Order Fact Creation:

  • Create a fact table (fact_orders) representing detailed order information, including payment types and amounts.
  • Order Completion Flag:
    • Introduce a flag (is_order_completed) indicating whether an order is completed or not based on its status.
fact_orders.sql
-- fact_table
with orders as (
    select * from {{ ref('stg_jaffle_shop_orders' )}}
),
payment_type_orders as (
    select * from {{ ref('in_payment_type_amount_per_order' )}}
)
select
    ord.order_id,
    ord.customer_id,
    ord.order_date,
    pto.cash_amount,
    pto.credit_amount,
    pto.total_amount,
    case
    when status = 'completed'
    then 1
    else 0
    end as is_order_completed
from orders as ord
left join payment_type_orders as pto ON ord.order_id = pto.order_id
  1. fact_orders.sql:
    • Transformation Objective:
      • Create CTEs (orders and payment_type_orders) based on the stg_jaffle_shop_orders and in_payment_type_amount_per_order.
      • Perform final transformations, including joining relevant CTEs and calculating additional fields.

Possible Business Use Cases:

  1. Customer Paid Amount Aggregation:
    • Aggregate the total paid amount for each customer based on completed orders.
  2. Customer Classification:
    • Classify customers into different categories (Regular, Bronze, Silver, Gold) based on their total paid amounts.
customer_range_based_on_total_paid_amount.sql
with fact_orders as (
    select * from {{ ref('fact_orders')}}
),
dim_customers as (
    select * from {{ ref('dim_customers' )}}
),
total_amount_per_customer_on_orders_complete as (
    select
        cust.customer_id,
        cust.customer_name,
        SUM(total_amount) as global_paid_amount
    from fact_orders as ord
    left join dim_customers as cust ON ord.customer_id = cust.customer_id
    where ord.is_order_completed = 1
    group by cust.customer_id, customer_name
),
customer_range_per_paid_amount as (
    select * from {{ ref('seed_customer_range_per_paid_amount' )}}
)
select
    tac.customer_id,
    tac.customer_name,
    tac.global_paid_amount,
    crp.classification
from total_amount_per_customer_on_orders_complete as tac
left join customer_range_per_paid_amount as crp
on tac.global_paid_amount >= crp.min_range
and tac.global_paid_amount <= crp.max_range

Seeds Folder

Objective: Create non-volatile datasets for mapping and enriching data.

Use Case: In the seeds folder, we store small datasets to map values.

  1. seed_customer_range_per_paid_amount.csv:
  2. Transformation Objective:
    • Define ranges for customer classifications based on total paid amounts.
    • Ranges include Regular, Bronze, Silver, and Gold classifications.

Example:

seed_customer_range_per_paid_amount.csv
#with ranges mapping
min_range,max_range,classification
0,9.999,Regular
10,29.999,Bronze
30,49.999,Silver
50,9999999,Gold
Run command to materialize CSV file into a table in data platform.

Analyses Folder

Objective: Perform detailed analytics and generate insights for reporting.

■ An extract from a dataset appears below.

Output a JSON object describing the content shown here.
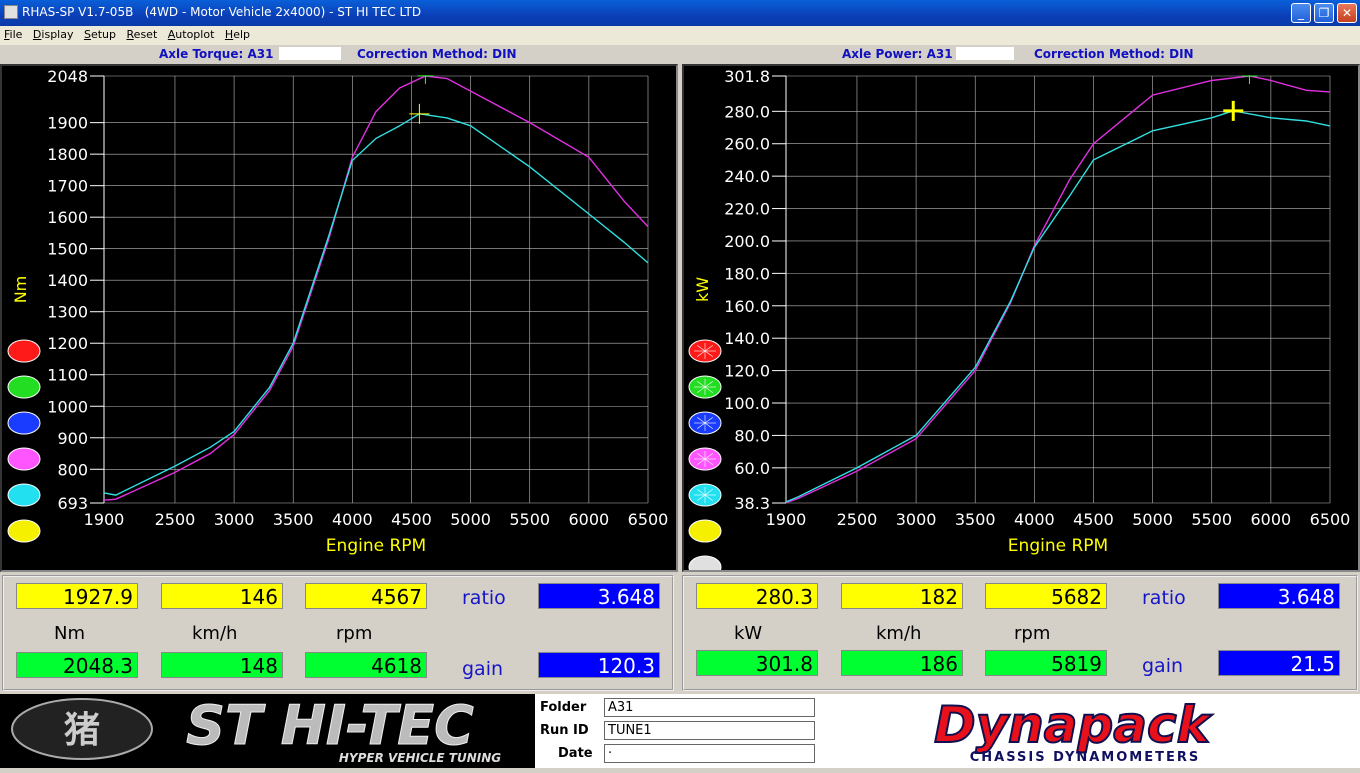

Use Case: In the analyses folder, we create SQL queries to analyze and derive insights.

  1. customer_range_based_on_total_paid_amount.sql:
    • Transformation Objective:
      • Create CTEs based on fact_orders, dim_customers, total_amount_per_customer_on_orders_complete, and customer_range_per_paid_amount.
      • Analyze and categorize customers based on their total paid amounts.

Example:

customer_range_based_on_total_paid_amount.sql
#based on the completed orders and the total amount paid, the customer classification range.

with fct_orders as (
select * from {{ ref('fct_orders')}}
),
dim_customers as (
select * from {{ ref('dim_customers' )}}
),
total_amount_per_customer_on_orders_complete as (
select
cust.customer_id,
cust.first_name,
SUM(total_amount) as global_paid_amount
from fct_orders as ord
left join dim_customers as cust ON ord.customer_id = cust.customer_id
where ord.is_order_completed = 1
group by cust.customer_id, first_name
),
customer_range_per_paid_amount as (
select * from {{ ref('seed_customer_range_per_paid_amount' )}}
)
select
tac.customer_id,
tac.first_name,
tac.global_paid_amount,
crp.classification
from total_amount_per_customer_on_orders_complete as tac
left join customer_range_per_paid_amount as crp
on tac.global_paid_amount >= crp.min_range
and tac.global_paid_amount <= crp.max_range

It will give each customer the total amount paid and its corresponding range.